Eni's portfolio in the UK contains several late-life assets with potential suitability for Carbon Capture and the Liverpool Bay Area Carbon Capture and Storage (LBA CCS) project aims at developing a decarbonisation hub on the North-western coast of England and Wales. Three depleted fields have been identified and selected as storage sites. A full workflow has been developed, starting from the 3D-reservoir simulation models, coupled to assess the plume evolution within the base case scenario storage (lasting for 25 years). The results provide the basis for the Flow Assurance studies to determine fluid behaviour within the injection string and support the equipment design. Based on the reservoir simulation outcomes, Cap Rock integrity study and Thermal Induced Fracture occurrence have been studied, showing no major limitation for both the reservoir sandstone and the associated over-burdens. Geochemical simulations, accounting forwater vaporization and CO₂-brine-rock interactions, show limited reactivity with a negligible impact on near wellbore petrophysics (e.g. porosity) thus preserving the injectivity.

CCS projects have stepped onto the stage in the last decades as one of the most promising technique to contain CO₂ atmospheric emission. The selection of storage candidates has looked for deep saline formation (i.e. aquifer) to secure the storage of high quantities of carbon dioxide due to their large storage capacities (Sleipner). Nevertheless, depleted gas reservoirs have the potential to become a much more viable alternative, albeit a lower storage capacity. Their strength lies within the major advantages coming, mainly, from their primary exploitation phase: extended geological characterization, knowledge of reservoir dynamics, acquaintance of seal presence and characterization, together with existing infrastructure that can be re-used or re-purposed for CO₂ injection [1].

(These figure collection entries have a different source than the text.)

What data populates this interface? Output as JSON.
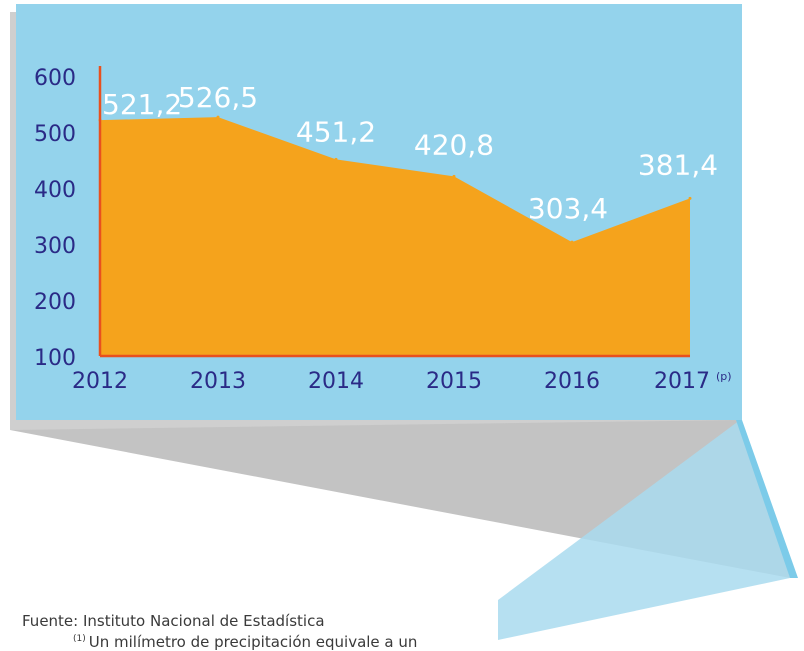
{
  "colors": {
    "panel": "#94d3ec",
    "area": "#f5a31c",
    "axis_line": "#e8501e",
    "tick_text": "#2a2a86",
    "value_text": "#ffffff",
    "shadow": "#c8c8c8"
  },
  "chart_data": {
    "type": "area",
    "title": "",
    "xlabel": "",
    "ylabel": "",
    "categories": [
      "2012",
      "2013",
      "2014",
      "2015",
      "2016",
      "2017"
    ],
    "values": [
      521.2,
      526.5,
      451.2,
      420.8,
      303.4,
      381.4
    ],
    "value_labels": [
      "521,2",
      "526,5",
      "451,2",
      "420,8",
      "303,4",
      "381,4"
    ],
    "x_tick_labels": [
      "2012",
      "2013",
      "2014",
      "2015",
      "2016",
      "2017"
    ],
    "last_tick_note": "(p)",
    "y_ticks": [
      100,
      200,
      300,
      400,
      500,
      600
    ],
    "ylim": [
      100,
      600
    ],
    "grid": false,
    "legend": "none"
  },
  "footer": {
    "source": "Fuente: Instituto Nacional de Estadística",
    "note_marker": "(1)",
    "note": "Un milímetro de precipitación equivale a un"
  }
}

Within the framework of the UK decarbonization program, three hydrocarbon fields have been investigated for the purpose of the CO₂ storage. Those three reservoirs are approaching the end of their production life after 20+ years of continuous exploitation. From a petrophysical standpoint, the three sites lie within the same sandstone, characterized by medium to high porosities (14% to 19% on average) as well as high average permeabilities (from 400 to 2000 mD on average). Reservoir pressure is very low at present date, with foreseen values within the 5 to 10 bar range at their abandonment date: it's worth noticing that, being those reservoir shallow (between 720 and 1000 m TVDSS) their associated temperature T_Res is low and proximal to the Critical Temperature T_C of the Carbon Dioxide (31.1 °C) as Tab. 1 shows.